In FINRA’s Notice to Members 20-31, members are asked to consider incorporating into their Consolidated Audit Trail (CAT) supervisory system “Daily review of the CAT Reporter Portal to: identify late trades.” While the FINRA CAT portal provides a count of events which were “Accepted Late,” it does not identify what constitutes an Accepted Late trade.
This can be concerning, considering that the average regional broker-dealer may submit 15,000 CAT events per day, and four of those events are reported by FINRA as Accepted Late. The broker-dealer must then sift through their reported events to identify the Accepted Late trades that represent only .0267% of their volume.
What causes a trade to be Accepted Late? A vast majority of the time it is a direct result of human error. An entered trade may have had an accepted time entered with the wrong month or date preceding the electronically entered time of the order. In some cases, standard time was used during entry when the time reported to CAT should be military time. We have also seen timing create late trades where events straddle the cutoff time for a CAT reporting day of 16:15:00.000000.

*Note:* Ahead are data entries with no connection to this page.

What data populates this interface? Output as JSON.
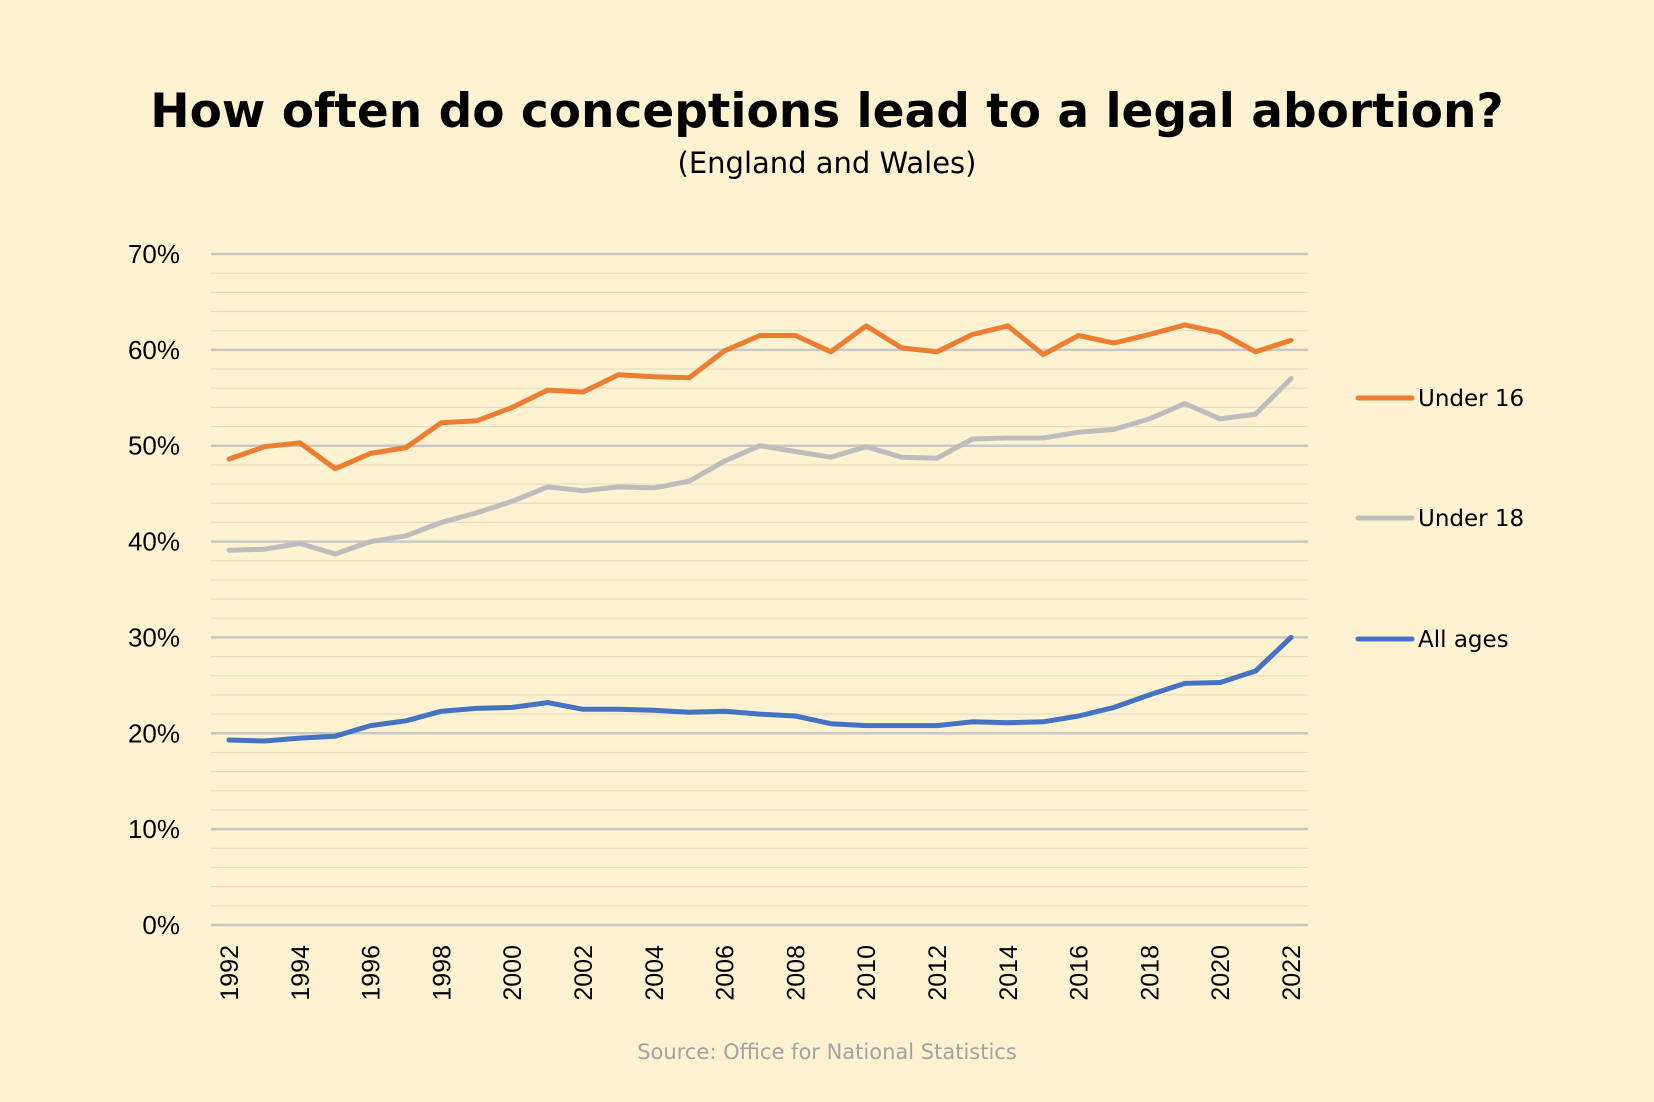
{
  "chart_data": {
    "type": "line",
    "title": "How often do conceptions lead to a legal abortion?",
    "subtitle": "(England and Wales)",
    "source": "Source: Office for National Statistics",
    "xlabel": "",
    "ylabel": "",
    "ylim": [
      0,
      70
    ],
    "yticks": [
      "0%",
      "10%",
      "20%",
      "30%",
      "40%",
      "50%",
      "60%",
      "70%"
    ],
    "xticks": [
      "1992",
      "1994",
      "1996",
      "1998",
      "2000",
      "2002",
      "2004",
      "2006",
      "2008",
      "2010",
      "2012",
      "2014",
      "2016",
      "2018",
      "2020",
      "2022"
    ],
    "x": [
      1992,
      1993,
      1994,
      1995,
      1996,
      1997,
      1998,
      1999,
      2000,
      2001,
      2002,
      2003,
      2004,
      2005,
      2006,
      2007,
      2008,
      2009,
      2010,
      2011,
      2012,
      2013,
      2014,
      2015,
      2016,
      2017,
      2018,
      2019,
      2020,
      2021,
      2022
    ],
    "grid": true,
    "legend_position": "right",
    "series": [
      {
        "name": "Under 16",
        "color": "#ed7d31",
        "values": [
          48.6,
          49.9,
          50.3,
          47.6,
          49.2,
          49.8,
          52.4,
          52.6,
          54.0,
          55.8,
          55.6,
          57.4,
          57.2,
          57.1,
          59.9,
          61.5,
          61.5,
          59.8,
          62.5,
          60.2,
          59.8,
          61.6,
          62.5,
          59.5,
          61.5,
          60.7,
          61.6,
          62.6,
          61.8,
          59.8,
          61.0
        ]
      },
      {
        "name": "Under 18",
        "color": "#bdbdbd",
        "values": [
          39.1,
          39.2,
          39.8,
          38.7,
          40.0,
          40.6,
          42.0,
          43.0,
          44.2,
          45.7,
          45.3,
          45.7,
          45.6,
          46.3,
          48.4,
          50.0,
          49.4,
          48.8,
          49.9,
          48.8,
          48.7,
          50.7,
          50.8,
          50.8,
          51.4,
          51.7,
          52.8,
          54.4,
          52.8,
          53.3,
          57.0
        ]
      },
      {
        "name": "All ages",
        "color": "#4472c4",
        "values": [
          19.3,
          19.2,
          19.5,
          19.7,
          20.8,
          21.3,
          22.3,
          22.6,
          22.7,
          23.2,
          22.5,
          22.5,
          22.4,
          22.2,
          22.3,
          22.0,
          21.8,
          21.0,
          20.8,
          20.8,
          20.8,
          21.2,
          21.1,
          21.2,
          21.8,
          22.7,
          24.0,
          25.2,
          25.3,
          26.5,
          30.0
        ]
      }
    ]
  }
}
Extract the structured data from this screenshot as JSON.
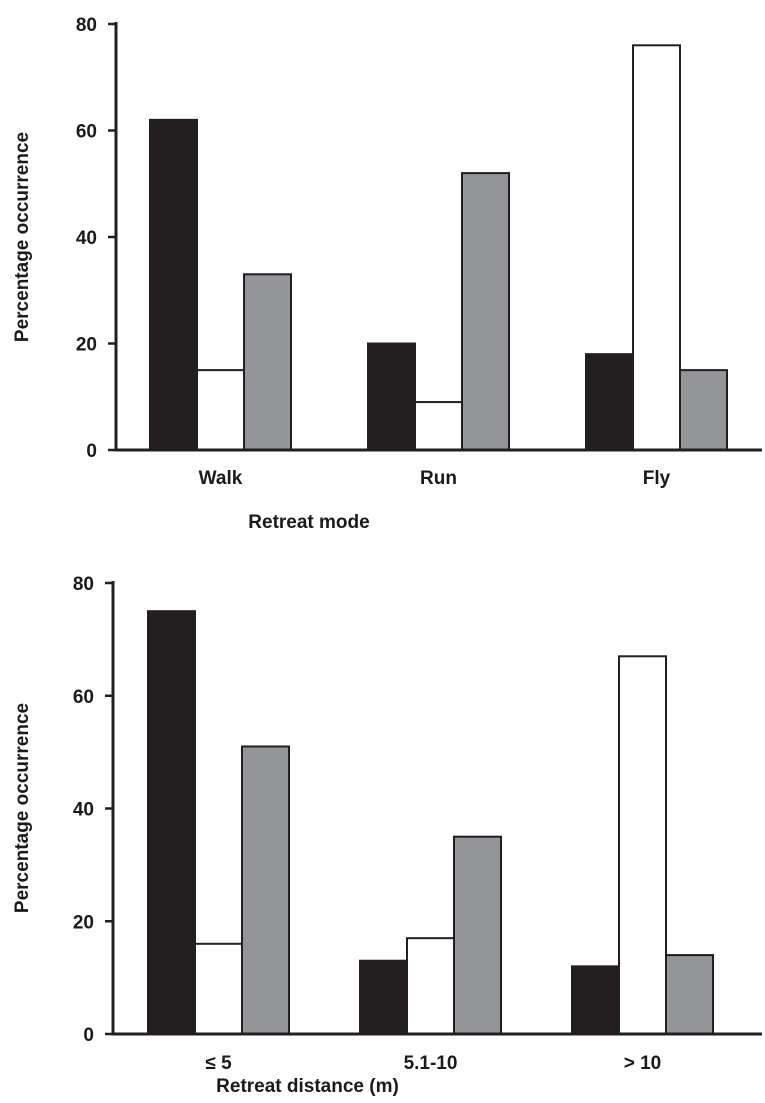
{
  "colors": {
    "series": [
      "#231f20",
      "#ffffff",
      "#939598"
    ],
    "stroke": "#231f20"
  },
  "chart_data": [
    {
      "type": "bar",
      "categories": [
        "Walk",
        "Run",
        "Fly"
      ],
      "series": [
        {
          "values": [
            62,
            20,
            18
          ]
        },
        {
          "values": [
            15,
            9,
            76
          ]
        },
        {
          "values": [
            33,
            52,
            15
          ]
        }
      ],
      "xlabel": "Retreat mode",
      "ylabel": "Percentage occurrence",
      "ylim": [
        0,
        80
      ],
      "yticks": [
        0,
        20,
        40,
        60,
        80
      ],
      "grid": false
    },
    {
      "type": "bar",
      "categories": [
        "≤ 5",
        "5.1-10",
        "> 10"
      ],
      "series": [
        {
          "values": [
            75,
            13,
            12
          ]
        },
        {
          "values": [
            16,
            17,
            67
          ]
        },
        {
          "values": [
            51,
            35,
            14
          ]
        }
      ],
      "xlabel": "Retreat distance (m)",
      "ylabel": "Percentage occurrence",
      "ylim": [
        0,
        80
      ],
      "yticks": [
        0,
        20,
        40,
        60,
        80
      ],
      "grid": false
    }
  ]
}
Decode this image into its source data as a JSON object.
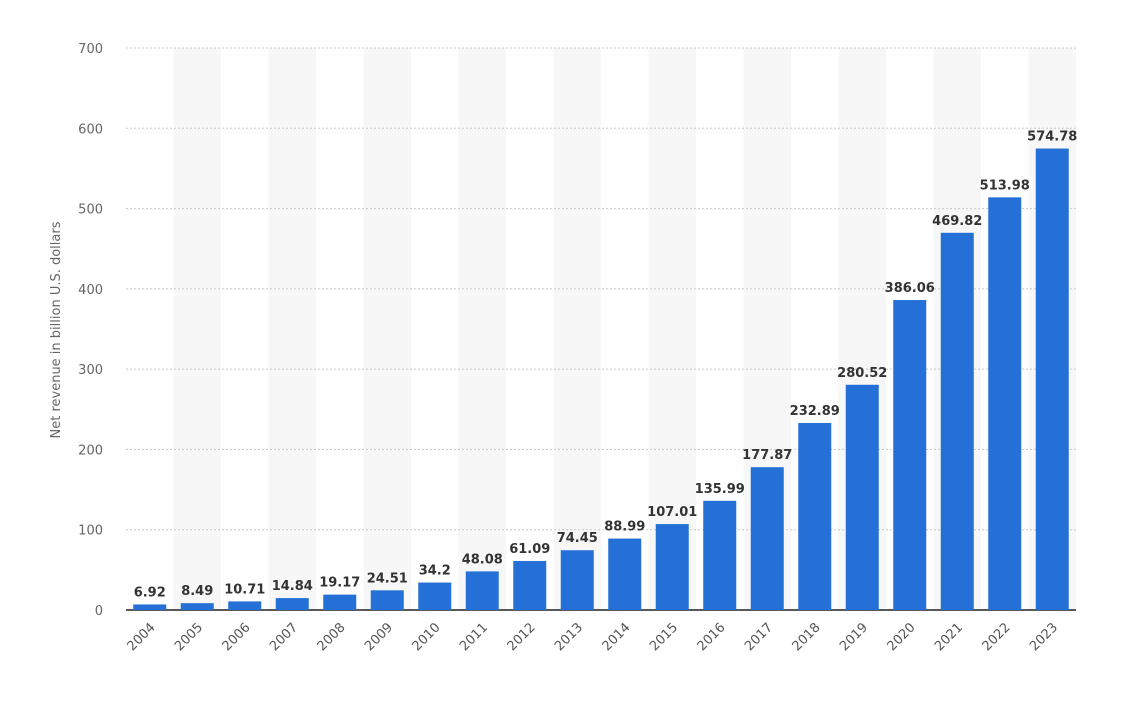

Repairing these events isn’t as straight forward as it may seem. The firm ROEID is generated off the Order Accepted timestamp. If that date precedes the event timestamp, the user cannot simply change the date or time without also adjusting the firm ROEID. Keep in mind, this is because this is the unique identifier of the event within a CAT reporting day.
If you are late, it is best practice to Identify, Review, Repair and Evidence these events to ensure your CAT reporting is accurate. Keep in mind, Accepted Late trades are considered in the firm’s error rate.
Oyster has identified several optional repairs:
- Delete the original event and resubmit a new event reflecting the accurate information
- Change the month or date on the existing event which will result in an error, then the firm can use the provided error event ID from FINRA to make the necessary repairs to the event.
- Take no action but evidence review. In some cases, an accepted late trade could be accurate reporting. An example of this would be a FDID change outside of the normal T+3 compliance window.
Oyster Consulting has worked with clients to systematically identify these events through a series of filters applied to their daily CAT reporting, using the Oyster Solutions CAT Application. This allows our clients to comply with the recommendation in the Notice. In addition, the application allows our clients to make repairs to these events, ensuring the accuracy of the submitted information. All of this can be documented within the Oyster Solutions CAT Application and used in a future audit of a firm’s CAT reporting.